Wednesday, 7 September 2016

CD Reviews (The Straits Times, September 2016)

BRAHMS Sonata for 2 pianos
SCHUMANN Piano Quintet
Piano 21  044-N / *****

In the homes of 19th century and fin de siécle bourgeoisie, before the advent of radio and gramophones, musical entertainment took the form of the pianoforte and arrangements for multiple hands on the keyboard. 

Here are two classics of chamber music, heard in versions for four hands or two pianos. Johannes Brahms' Sonata in F minor Op.34b for two pianos is the better known, because it has exactly the same music as his popular Piano Quintet. One simply does not miss the strings here, as Brahms' conception was more symphonic rather than texture-based.

The duo of French-Cypriot Cyprien Katsaris and French-Canadian Helene Mercier are totally musical throughout, yet able to summon the forces of passion for the tempestuous Scherzo and the 4th movement's final showdown. 

A true rarity based on another popular work is Robert Schumann's Piano Quintet in E flat major Op.44 in a transcription for piano four hands by his wife Clara Schumann. She was the bona fide piano virtuoso of the couple, and the result is so idiomatic such that one wonders why this is not played more often. Here is a gem of a disc that deserves many listens.     

SIBELIUS The Symphonies
Lahti Symphony / OKKO KAMU
BIS 2076 (3 CDS) / *****

Longing for a symphony cycle by Jean Sibelius (1865-1957) from the Singapore Symphony Orchestra? This is the closest thing to it. SSO's Finnish Principal Guest Conductor Okko Kamu has recorded all seven symphonies in his homeland with the Lahti Symphony, where he is Principal Conductor. It is a magnificent set that truly captures Sibelius' heroic and often rough-hewn music.
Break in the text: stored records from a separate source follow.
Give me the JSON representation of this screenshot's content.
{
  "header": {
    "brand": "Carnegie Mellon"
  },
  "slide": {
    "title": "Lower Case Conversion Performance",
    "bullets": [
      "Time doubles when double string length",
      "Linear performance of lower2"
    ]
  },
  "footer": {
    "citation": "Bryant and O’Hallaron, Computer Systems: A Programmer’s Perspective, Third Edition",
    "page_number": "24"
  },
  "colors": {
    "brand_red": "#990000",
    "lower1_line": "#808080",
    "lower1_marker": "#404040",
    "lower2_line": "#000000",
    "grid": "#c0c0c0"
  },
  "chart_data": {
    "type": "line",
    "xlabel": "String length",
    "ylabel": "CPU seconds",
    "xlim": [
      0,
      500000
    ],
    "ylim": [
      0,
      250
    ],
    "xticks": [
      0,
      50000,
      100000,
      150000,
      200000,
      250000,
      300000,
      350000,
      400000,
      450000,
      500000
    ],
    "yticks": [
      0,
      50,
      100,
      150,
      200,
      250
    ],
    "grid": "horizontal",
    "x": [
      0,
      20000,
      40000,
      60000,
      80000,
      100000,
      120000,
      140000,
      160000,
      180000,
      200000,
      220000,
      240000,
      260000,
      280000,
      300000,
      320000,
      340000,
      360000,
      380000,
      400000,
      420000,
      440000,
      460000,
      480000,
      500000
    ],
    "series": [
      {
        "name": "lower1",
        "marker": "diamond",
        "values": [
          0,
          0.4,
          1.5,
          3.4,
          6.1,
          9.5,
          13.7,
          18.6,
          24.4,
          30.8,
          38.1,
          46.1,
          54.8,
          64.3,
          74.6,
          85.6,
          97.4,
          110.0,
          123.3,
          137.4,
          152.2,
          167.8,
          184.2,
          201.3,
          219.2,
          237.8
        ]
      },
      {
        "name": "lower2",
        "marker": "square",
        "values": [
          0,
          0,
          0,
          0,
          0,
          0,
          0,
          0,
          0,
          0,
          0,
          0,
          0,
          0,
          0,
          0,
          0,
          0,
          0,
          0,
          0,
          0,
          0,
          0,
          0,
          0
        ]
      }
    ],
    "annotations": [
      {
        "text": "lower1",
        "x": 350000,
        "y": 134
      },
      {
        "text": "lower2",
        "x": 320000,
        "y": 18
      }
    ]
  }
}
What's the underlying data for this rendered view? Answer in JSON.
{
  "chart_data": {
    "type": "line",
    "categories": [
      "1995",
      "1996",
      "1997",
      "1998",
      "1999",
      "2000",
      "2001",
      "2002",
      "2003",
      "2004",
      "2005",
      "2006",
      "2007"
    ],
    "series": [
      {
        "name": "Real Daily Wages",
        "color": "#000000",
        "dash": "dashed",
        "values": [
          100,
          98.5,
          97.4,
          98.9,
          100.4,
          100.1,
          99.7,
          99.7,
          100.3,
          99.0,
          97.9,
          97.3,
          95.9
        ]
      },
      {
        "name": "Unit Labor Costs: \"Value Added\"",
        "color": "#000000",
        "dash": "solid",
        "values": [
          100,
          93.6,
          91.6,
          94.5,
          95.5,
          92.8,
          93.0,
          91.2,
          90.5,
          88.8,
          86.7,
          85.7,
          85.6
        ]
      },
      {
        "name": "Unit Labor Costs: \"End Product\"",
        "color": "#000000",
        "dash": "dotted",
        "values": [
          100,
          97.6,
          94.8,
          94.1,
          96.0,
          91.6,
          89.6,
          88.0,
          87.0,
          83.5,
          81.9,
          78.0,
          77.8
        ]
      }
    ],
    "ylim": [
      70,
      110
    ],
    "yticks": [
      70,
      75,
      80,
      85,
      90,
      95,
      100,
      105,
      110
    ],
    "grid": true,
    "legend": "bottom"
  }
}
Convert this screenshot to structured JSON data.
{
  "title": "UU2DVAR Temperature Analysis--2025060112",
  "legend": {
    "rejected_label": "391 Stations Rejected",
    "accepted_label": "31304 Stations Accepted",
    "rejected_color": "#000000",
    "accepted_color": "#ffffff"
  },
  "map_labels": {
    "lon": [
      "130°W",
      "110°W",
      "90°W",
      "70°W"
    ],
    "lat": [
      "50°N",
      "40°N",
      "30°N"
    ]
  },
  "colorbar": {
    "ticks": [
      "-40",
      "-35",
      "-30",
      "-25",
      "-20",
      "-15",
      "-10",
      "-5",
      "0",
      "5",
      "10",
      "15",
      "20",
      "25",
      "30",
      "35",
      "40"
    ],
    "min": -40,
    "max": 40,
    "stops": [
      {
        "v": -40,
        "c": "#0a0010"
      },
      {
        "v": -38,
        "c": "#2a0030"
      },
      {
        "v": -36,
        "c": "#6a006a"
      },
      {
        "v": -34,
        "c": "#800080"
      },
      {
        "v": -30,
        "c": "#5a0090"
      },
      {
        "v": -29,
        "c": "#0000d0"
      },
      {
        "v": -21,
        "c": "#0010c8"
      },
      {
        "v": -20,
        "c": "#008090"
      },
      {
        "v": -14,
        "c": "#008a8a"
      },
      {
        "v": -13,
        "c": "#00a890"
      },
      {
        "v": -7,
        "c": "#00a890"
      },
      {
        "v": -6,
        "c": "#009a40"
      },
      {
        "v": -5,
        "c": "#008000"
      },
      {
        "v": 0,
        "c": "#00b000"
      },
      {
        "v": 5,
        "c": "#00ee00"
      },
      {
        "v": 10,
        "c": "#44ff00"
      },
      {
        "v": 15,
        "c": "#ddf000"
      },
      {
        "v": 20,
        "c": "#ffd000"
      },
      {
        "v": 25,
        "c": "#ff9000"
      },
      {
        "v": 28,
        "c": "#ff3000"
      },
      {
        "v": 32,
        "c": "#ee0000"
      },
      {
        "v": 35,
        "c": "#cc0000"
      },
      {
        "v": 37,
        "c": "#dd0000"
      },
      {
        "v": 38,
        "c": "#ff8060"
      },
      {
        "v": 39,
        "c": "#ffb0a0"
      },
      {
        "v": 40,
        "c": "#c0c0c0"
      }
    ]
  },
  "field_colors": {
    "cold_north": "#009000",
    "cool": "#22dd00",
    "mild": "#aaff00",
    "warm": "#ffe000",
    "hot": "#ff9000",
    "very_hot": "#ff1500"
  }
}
A way of listening is to follow his progression from first-time symphonist to that of a visionary. Symphony No.1 (1900) on Disc 1 follows from Tchaikovsky's model, then cut off to Disc 2 for the popular Symphony No.2 (1902) as he is established as Finland's patriot. 

This is followed by Symphony No.5 (1919) which shares its bluster and rhetoric. Disc 3 brings together the lightly-textured Symphony No.3 (1907), Symphony No.6 (1923) and the compact Symphony No.7 (1924), which is the shortest symphony comprising his longest single movement.

Then return to Disc 1 to conclude with the enigmatic Symphony No.4 (1911), the bleakest of utterances that ponders the future, as if staring into an abyss. Sibelius' conception revolutionised the 20th century symphony form, in the manner that Beethoven did a century before.